Why These Fail Silently
Both issues share the same root cause: the Resend SDK handles malformed params gracefully instead of raising exceptions. The API accepts the request, returns a response object, and the script logs "Sent successfully" — but the email never goes anywhere.
Silent failures in automated pipelines are the hardest category of bug to catch. My monitoring showed success, the logs showed success, the only signal was the absence of actual emails.
The Full Defensive Pattern
import resend
import os
resend.api_key = os.environ['RESEND_API_KEY']
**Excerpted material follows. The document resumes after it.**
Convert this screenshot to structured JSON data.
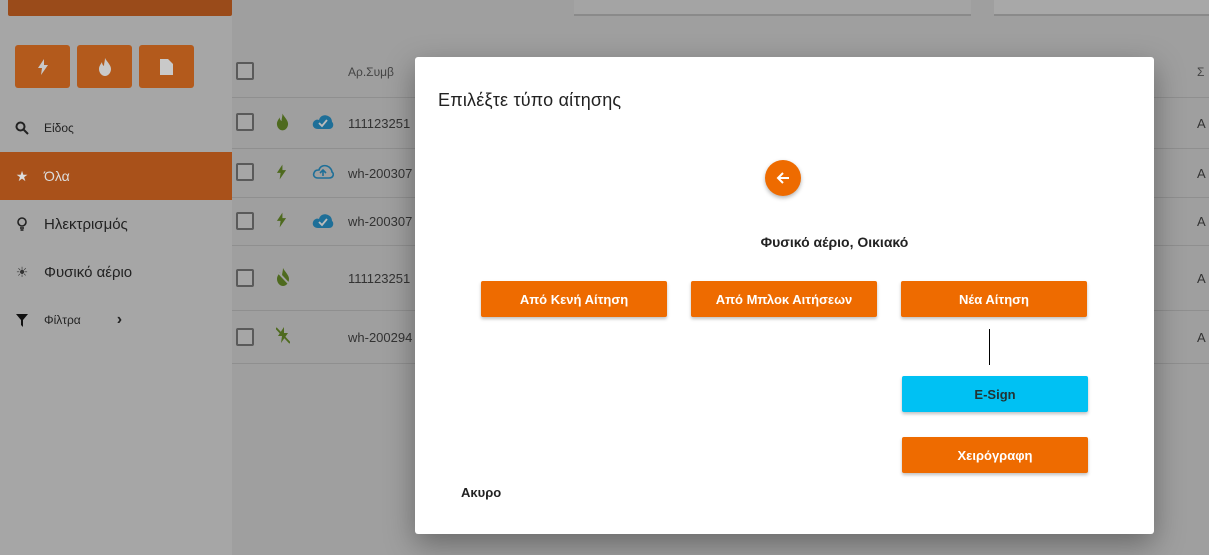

def send_email(to: str, subject: str, body: str, from_address: str) -> dict:
params = {
'sender': from_address, # v1.0.1+: sender not from
'to': [to] if isinstance(to, str) else to,
'subject': subject,
'text': body,
}
response = resend.Emails.send(params)
# Handle both SDK response types
message_id = getattr(response, 'id', None) or (
response.get('id', '') if hasattr(response, 'get') else ''
)
if not message_id:
raise RuntimeError(
f'Send returned no ID — possible silent failure. Response: {response}'
)
return {'id': message_id}
The explicit check on message_id is the key addition. If SDK version drift causes a silent no-op, you catch it here instead of discovering it when emails stop arriving.
Lessons for Automated Pipelines
Pin your SDK versions. If you're running this in a cron job or agent loop, use resend==1.0.0 in your requirements file. resend>=1.0.0 is how you get surprised.
Validate outputs, not just execution. A function returning without error doesn't mean it did anything. For email: log the message ID, and alert if you go N hours without a sent ID.
Test against real delivery. The API can accept a malformed request and return 200. End-to-end tests (send to yourself, verify arrival) catch what API acceptance tests miss.
Read the changelog when upgrading. I upgraded the Resend SDK to unblock an unrelated dependency and didn't read the changelog. Both changes above were documented — I just didn't look.
Check Your Version
pip show resend
# Name: resend
# Version: 1.0.1
If you're on anything past 1.0.0 and using 'from' as a key or calling .get('id') on the response, you're likely affected.
The fix took about 20 minutes once I found it. The 30 minutes before that — staring at logs that showed success while emails failed — was the expensive part. Silent failures in automation are the ones worth designing against from the start.